Secondo la tradizione del tuo Paese di origine, lo Sri Lanka avevi un destino già scritto, quello di diventare medico ayurveda come tutta la tua famiglia da secoli. Questo tipo di conoscenze ti sono utili anche nella professione di cuoco?

“Certamente sì, infatti alcuni piatti a base di curry compresi nel mio menù delivery sono ispirati proprio alla medicina ayurveda. Ho elaborato un mix di spezie tra le quali curcuma, tamarindo, cumino nero e zenzero fresco, che abbino a piatti della tradizione orientale, a base di carne, pesce o veggie. Se assunte nella giusta quantità, grazie alla loro azione antibatterica e antiossidante, queste spezie apportano grandi benefici al sistema immunitario, alla digestione e all’intestino. Un piatto del genere che propongo da tempo nel mio ristorante è Mare Spicy, che ho imparato a cucinare da mia mamma. Ci sono tanti miei clienti facoltosi che amano questo piatto e me lo richiedono ogni volta”.
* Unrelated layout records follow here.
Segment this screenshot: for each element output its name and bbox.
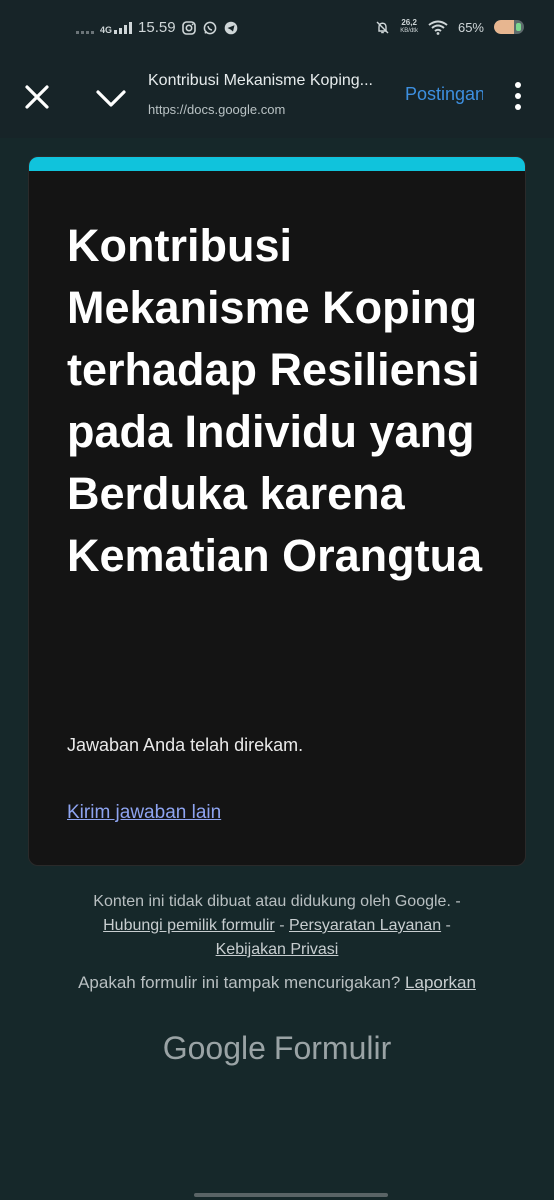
network-speed-value: 26,2 [401,18,417,27]
close-button[interactable] [22,82,52,112]
brand-product: Formulir [273,1030,392,1066]
battery-fill [494,20,514,34]
wifi-icon [428,20,448,35]
collapse-button[interactable] [94,84,128,112]
home-indicator[interactable] [194,1193,388,1197]
separator: - [279,917,285,934]
signal-strength-icon-2 [114,21,133,34]
network-4g-icon: 4G [100,21,133,35]
report-question: Apakah formulir ini tampak mencurigakan? [78,973,401,992]
footer-disclaimer: Konten ini tidak dibuat atau didukung ol… [0,890,554,962]
battery-percent: 65% [457,19,484,35]
separator: - [445,917,451,934]
report-row: Apakah formulir ini tampak mencurigakan?… [0,973,554,993]
privacy-policy-link[interactable]: Kebijakan Privasi [216,941,339,958]
chevron-down-icon [96,90,126,107]
close-icon [25,85,49,109]
card-accent-bar [29,157,525,171]
post-button[interactable]: Postingan [405,84,483,105]
more-vert-icon [515,82,521,88]
status-bar: 4G 15.59 26,2 KB/dtk 65% [0,0,554,58]
report-link[interactable]: Laporkan [405,973,476,992]
footer-line-2: Hubungi pemilik formulir - Persyaratan L… [0,914,554,938]
contact-owner-link[interactable]: Hubungi pemilik formulir [103,917,275,934]
browser-toolbar: Kontribusi Mekanisme Koping... https://d… [0,58,554,138]
footer-line-3: Kebijakan Privasi [0,938,554,962]
more-options-button[interactable] [510,80,526,112]
google-forms-logo: Google Formulir [0,1030,554,1067]
response-card: Kontribusi Mekanisme Koping terhadap Res… [28,156,526,866]
brand-google: Google [162,1030,266,1066]
form-title: Kontribusi Mekanisme Koping terhadap Res… [67,220,483,581]
telegram-icon [224,20,239,35]
clock: 15.59 [138,19,176,36]
confirmation-message: Jawaban Anda telah direkam. [67,735,304,755]
more-vert-icon-dot [515,104,521,110]
page-url[interactable]: https://docs.google.com [148,102,285,117]
battery-icon [494,20,524,34]
disclaimer-text: Konten ini tidak dibuat atau didukung ol… [93,893,451,910]
signal-strength-icon-1 [76,22,94,34]
page-title: Kontribusi Mekanisme Koping... [148,72,373,89]
terms-of-service-link[interactable]: Persyaratan Layanan [289,917,441,934]
network-type-label: 4G [100,24,113,35]
network-speed: 26,2 KB/dtk [400,19,418,35]
network-speed-unit: KB/dtk [400,28,418,34]
separator: - [455,893,461,910]
submit-another-response-link[interactable]: Kirim jawaban lain [67,802,221,824]
footer-line-1: Konten ini tidak dibuat atau didukung ol… [0,890,554,914]
status-left: 4G 15.59 [76,19,239,36]
instagram-icon [182,20,197,35]
whatsapp-icon [203,20,218,35]
bell-off-icon [375,20,390,35]
charging-indicator [516,23,521,31]
more-vert-icon-dot [515,93,521,99]
status-right: 26,2 KB/dtk 65% [375,19,524,35]
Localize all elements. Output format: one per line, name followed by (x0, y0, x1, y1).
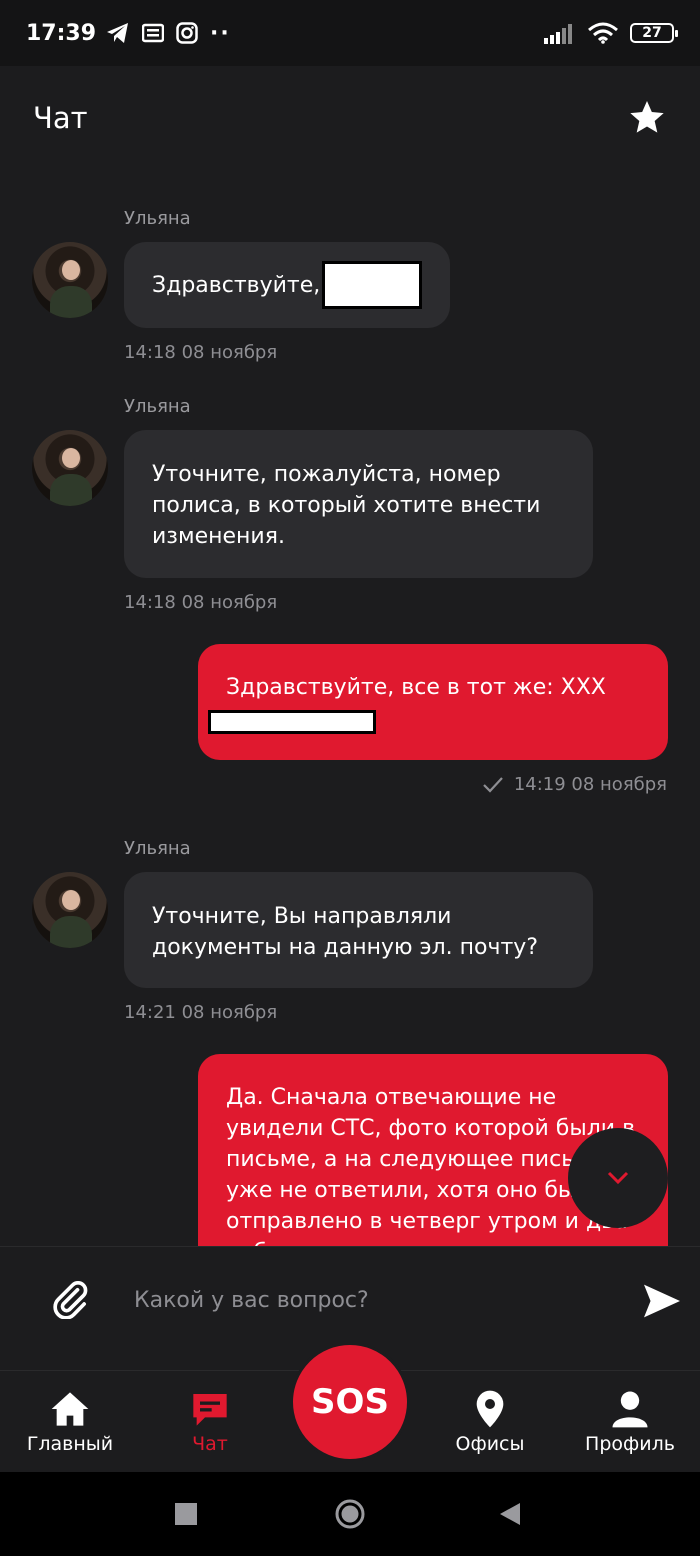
status-time: 17:39 (26, 20, 97, 46)
tab-chat[interactable]: Чат (140, 1389, 280, 1455)
tab-label: Главный (26, 1433, 114, 1455)
status-bar: 17:39 ·· 27 (0, 0, 700, 66)
send-icon[interactable] (642, 1283, 682, 1319)
star-icon[interactable] (627, 98, 667, 138)
message-time: 14:19 08 ноября (513, 774, 667, 795)
message-status: 14:19 08 ноября (482, 774, 667, 795)
incoming-message: Уточните, Вы направляли документы на дан… (124, 872, 593, 988)
outgoing-message: Здравствуйте, все в тот же: XXX (198, 644, 668, 760)
tab-offices[interactable]: Офисы (420, 1389, 560, 1455)
wifi-icon (588, 22, 618, 44)
message-line: полиса, в который хотите внести (152, 493, 541, 518)
message-line: рабочих дня прошло уже. (226, 1237, 640, 1246)
circle-icon (335, 1499, 365, 1529)
chat-messages[interactable]: Ульяна Здравствуйте, 14:18 08 ноября Уль… (0, 170, 700, 1246)
redacted-block (322, 261, 422, 309)
avatar (32, 872, 108, 948)
message-time: 14:21 08 ноября (124, 1002, 278, 1023)
message-line: увидели СТС, фото которой были в (226, 1116, 636, 1141)
recents-button[interactable] (166, 1494, 206, 1534)
message-text: Здравствуйте, все в тот же: XXX (226, 675, 606, 700)
chevron-down-icon (607, 1171, 629, 1185)
avatar (32, 242, 108, 318)
chat-icon (193, 1394, 227, 1426)
message-line: Да. Сначала отвечающие не (226, 1085, 557, 1110)
incoming-message: Здравствуйте, (124, 242, 450, 328)
triangle-back-icon (500, 1503, 520, 1525)
message-line: изменения. (152, 524, 285, 549)
page-title: Чат (33, 101, 88, 135)
incoming-message: Уточните, пожалуйста, номер полиса, в ко… (124, 430, 593, 578)
check-icon (483, 776, 503, 793)
battery-level: 27 (642, 25, 662, 41)
sos-button[interactable]: SOS (290, 1342, 410, 1462)
tab-home[interactable]: Главный (0, 1389, 140, 1455)
message-line: документы на данную эл. почту? (152, 935, 538, 960)
chat-header: Чат (0, 66, 700, 170)
tab-label: Офисы (455, 1433, 525, 1455)
news-icon (142, 23, 165, 43)
tab-label: Чат (192, 1433, 228, 1455)
back-button[interactable] (490, 1494, 530, 1534)
battery-icon: 27 (630, 23, 678, 43)
message-line: Уточните, пожалуйста, номер (152, 462, 501, 487)
home-button[interactable] (330, 1494, 370, 1534)
message-sender: Ульяна (124, 396, 191, 417)
more-notifications-icon: ·· (210, 20, 231, 46)
message-line: Уточните, Вы направляли (152, 904, 452, 929)
square-icon (175, 1503, 197, 1525)
message-line: отправлено в четверг утром и два (226, 1209, 628, 1234)
telegram-icon (107, 23, 129, 43)
message-sender: Ульяна (124, 838, 191, 859)
system-navigation-bar (0, 1472, 700, 1556)
tab-profile[interactable]: Профиль (560, 1389, 700, 1455)
message-input[interactable] (134, 1277, 614, 1323)
avatar (32, 430, 108, 506)
sos-label: SOS (311, 1382, 389, 1422)
message-time: 14:18 08 ноября (124, 592, 278, 613)
message-text: Здравствуйте, (152, 272, 321, 298)
signal-icon (544, 24, 572, 44)
scroll-to-bottom-button[interactable] (568, 1128, 668, 1228)
message-time: 14:18 08 ноября (124, 342, 278, 363)
person-icon (612, 1391, 648, 1428)
instagram-icon (176, 22, 198, 44)
home-icon (51, 1392, 89, 1426)
paperclip-icon[interactable] (50, 1279, 90, 1319)
message-sender: Ульяна (124, 208, 191, 229)
tab-label: Профиль (585, 1433, 675, 1455)
redacted-block (208, 710, 376, 734)
location-pin-icon (476, 1390, 504, 1428)
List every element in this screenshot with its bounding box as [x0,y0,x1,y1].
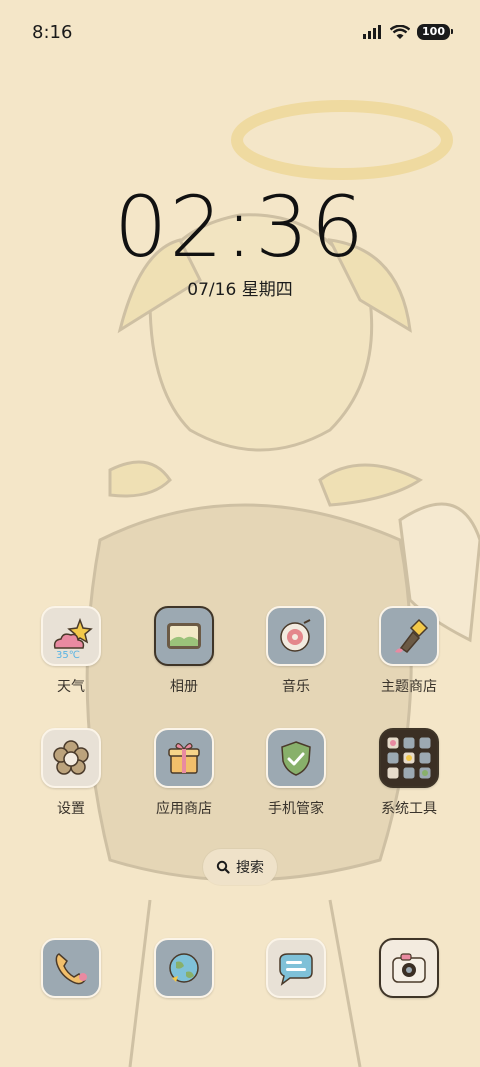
weather-temp: 35℃ [56,650,80,661]
app-label: 天气 [57,679,85,695]
app-weather[interactable]: 35℃ 天气 [21,606,121,696]
app-app-store[interactable]: 应用商店 [134,728,234,818]
wallpaper-illustration [85,100,480,1067]
dock-phone[interactable] [21,938,121,998]
app-security[interactable]: 手机管家 [246,728,346,818]
music-icon [266,606,326,666]
clock-widget-time[interactable]: 02:36 [0,178,480,276]
wifi-icon [390,24,411,39]
weather-icon: 35℃ [41,606,101,666]
status-bar: 8:16 100 [0,0,480,68]
app-label: 应用商店 [156,801,212,817]
app-music[interactable]: 音乐 [246,606,346,696]
app-settings[interactable]: 设置 [21,728,121,818]
dock-camera[interactable] [359,938,459,998]
dock-messages[interactable] [246,938,346,998]
search-label: 搜索 [236,860,264,876]
status-time: 8:16 [32,22,73,43]
theme-store-icon [379,606,439,666]
system-tools-folder-icon [379,728,439,788]
folder-system-tools[interactable]: 系统工具 [359,728,459,818]
app-label: 系统工具 [381,801,437,817]
browser-icon [154,938,214,998]
battery-icon: 100 [417,24,453,40]
app-label: 相册 [170,679,198,695]
app-theme-store[interactable]: 主题商店 [359,606,459,696]
search-button[interactable]: 搜索 [203,849,277,885]
signal-icon [363,25,382,39]
camera-icon [379,938,439,998]
app-label: 音乐 [282,679,310,695]
app-label: 手机管家 [268,801,324,817]
search-icon [216,860,230,874]
app-label: 设置 [57,801,85,817]
dock-browser[interactable] [134,938,234,998]
phone-icon [41,938,101,998]
app-gallery[interactable]: 相册 [134,606,234,696]
messages-icon [266,938,326,998]
settings-icon [41,728,101,788]
gallery-icon [154,606,214,666]
app-store-icon [154,728,214,788]
clock-widget-date: 07/16 星期四 [187,280,293,300]
app-label: 主题商店 [381,679,437,695]
security-icon [266,728,326,788]
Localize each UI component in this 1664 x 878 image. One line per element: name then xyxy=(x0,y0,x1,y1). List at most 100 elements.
Come vedi il futuro della ristorazione, gli italiani continueranno ad amarla?

“Sono certo che insieme riusciremo a superare questo momento. Con le dovute cautele possiamo guardare al futuro. Ricevo tanti messaggi di clienti che non vedono l’ora di tornare a sedersi ai tavoli del mio ristorante. La mia, del resto, è una cucina della memoria. Probabilmente gli italiani non torneranno subito al ristorante. All’inizio, fino a quando non si troverà un vaccino, saranno molto cauti, ma poi sono certo che torneranno. Allo stato attuale ritengo che non sia il caso di allentare le misure di contenimento poiché il contagio è ancora in corso. In questo senso è molto meglio che la riapertura dei ristoranti sia stata posticipata al 1° giugno. Non possiamo lavorare con la paura di interfacciarci con i clienti. Piuttosto meglio aspettare di più per potersi organizzare al meglio con tutti i dispositivi di sicurezza”.

Qual è la prima cosa che farai quando si finirà il lockdown.

“Nulla di speciale. Continuerò a fare quello che sto facendo adesso: da casa andrò al ristorante e viceversa. Possibilmente, anzi, cercherò di essere ancora più attento di prima. Se tutti si fionderanno fuori casa senza criterio, c’è davvero il rischio concreto che l’epidemia riesploda”.

Secondo te come ne usciremo da questa crisi, probabilmente cambiati, ma in meglio o peggio?

“Non sta a me dirlo… Facciamo “fifty-fifty”… Purtroppo nessuno è in grado di prevedere il futuro”.